"Communication" is at the forefront of government services, but, in an age where relationships are maintained via Tweets, how should governments best communicate with residents to ensure transparency?

At the American Planning Association’s National Planning conference last week, Kenneth Bowers, deputy director of planning for Raleigh, N.C., said that it should first be understood that technological means for communication do not replace traditional ones. As helpful as these tech tools may be, they should be viewed as supplements to municipal communications efforts.

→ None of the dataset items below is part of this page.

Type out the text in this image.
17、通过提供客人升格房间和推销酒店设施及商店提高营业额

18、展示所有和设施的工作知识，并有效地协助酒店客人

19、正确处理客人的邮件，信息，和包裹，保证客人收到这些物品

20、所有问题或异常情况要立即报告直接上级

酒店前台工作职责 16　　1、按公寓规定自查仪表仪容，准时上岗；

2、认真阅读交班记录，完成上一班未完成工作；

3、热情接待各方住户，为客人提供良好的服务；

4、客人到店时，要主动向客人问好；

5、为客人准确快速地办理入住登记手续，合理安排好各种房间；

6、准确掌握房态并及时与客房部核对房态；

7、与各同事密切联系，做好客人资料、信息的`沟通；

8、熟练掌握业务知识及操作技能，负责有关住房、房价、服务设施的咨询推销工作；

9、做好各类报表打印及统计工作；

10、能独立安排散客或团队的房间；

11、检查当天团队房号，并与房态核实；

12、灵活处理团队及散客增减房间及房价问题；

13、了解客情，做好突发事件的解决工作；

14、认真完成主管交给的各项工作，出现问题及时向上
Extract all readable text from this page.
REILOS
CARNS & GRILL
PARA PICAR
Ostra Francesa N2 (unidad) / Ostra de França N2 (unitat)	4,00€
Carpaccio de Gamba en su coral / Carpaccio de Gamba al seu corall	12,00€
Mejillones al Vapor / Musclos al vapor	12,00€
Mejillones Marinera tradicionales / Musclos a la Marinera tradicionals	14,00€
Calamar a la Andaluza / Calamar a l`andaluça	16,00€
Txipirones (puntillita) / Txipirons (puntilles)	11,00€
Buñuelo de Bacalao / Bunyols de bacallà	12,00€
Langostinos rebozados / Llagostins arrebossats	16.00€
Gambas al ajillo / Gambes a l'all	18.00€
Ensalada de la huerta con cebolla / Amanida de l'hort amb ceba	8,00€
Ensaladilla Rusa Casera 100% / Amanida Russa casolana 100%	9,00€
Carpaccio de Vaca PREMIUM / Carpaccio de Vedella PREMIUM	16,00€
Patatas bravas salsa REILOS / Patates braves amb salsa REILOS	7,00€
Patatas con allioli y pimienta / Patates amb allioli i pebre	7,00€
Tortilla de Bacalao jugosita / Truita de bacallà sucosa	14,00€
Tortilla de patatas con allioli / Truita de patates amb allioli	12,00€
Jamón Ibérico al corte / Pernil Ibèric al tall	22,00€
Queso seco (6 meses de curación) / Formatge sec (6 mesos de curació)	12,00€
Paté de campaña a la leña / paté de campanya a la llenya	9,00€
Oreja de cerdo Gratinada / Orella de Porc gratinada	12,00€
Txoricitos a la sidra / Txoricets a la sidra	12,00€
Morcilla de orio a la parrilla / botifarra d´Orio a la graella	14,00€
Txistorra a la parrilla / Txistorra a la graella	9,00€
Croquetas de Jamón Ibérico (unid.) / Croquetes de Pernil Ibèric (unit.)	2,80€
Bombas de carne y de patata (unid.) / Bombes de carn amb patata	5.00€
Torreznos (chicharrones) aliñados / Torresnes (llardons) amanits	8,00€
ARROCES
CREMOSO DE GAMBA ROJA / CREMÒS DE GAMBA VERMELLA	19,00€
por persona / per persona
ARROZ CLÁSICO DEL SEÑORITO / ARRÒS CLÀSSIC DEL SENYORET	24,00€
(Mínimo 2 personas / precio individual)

But in the technical realm, social media is the backbone of a transparent local government, Bowers says. Facebook and Twitter are the two main platforms used to both disseminate information and initiate immediate dialogue.
 
However, in this immediacy, there are concerns. Tone is essential, Bowers says, to ensure communication is both effective and constructive. He recounted an ordeal In Raleigh several years ago when an employee took a defensive, snarky tone, causing a cyber-fire that needed to be stomped out.
 
“Don’t ever get defensive,” said Bowers. “Remember that you are representing the city, not your own opinion.”
 
Representation is another concern when it comes to social media – not necessarily representation of the city, but how residents who communicate with the city choose to represent themselves online. Bowers says that anonymity is a four-letter word when it comes to municipal interactions.
 
Anonymous comments should either be deleted or not allowed in the first place, says Bowers. Generally speaking, without the accountability that comes with attaching their actual name to what they write, anonymous commenters are free to spout all manner of inappropriate, offensive material. While open communication is certainly the goal of transparency, this type of communication isn’t constructive, and municipalities should not engage in it.  
 
A municipality’s social media presence is ultimately determined by the department itself and the community it serves, says Bowers. While there are no hard and fast rules, guidelines should be in place to avoid trouble.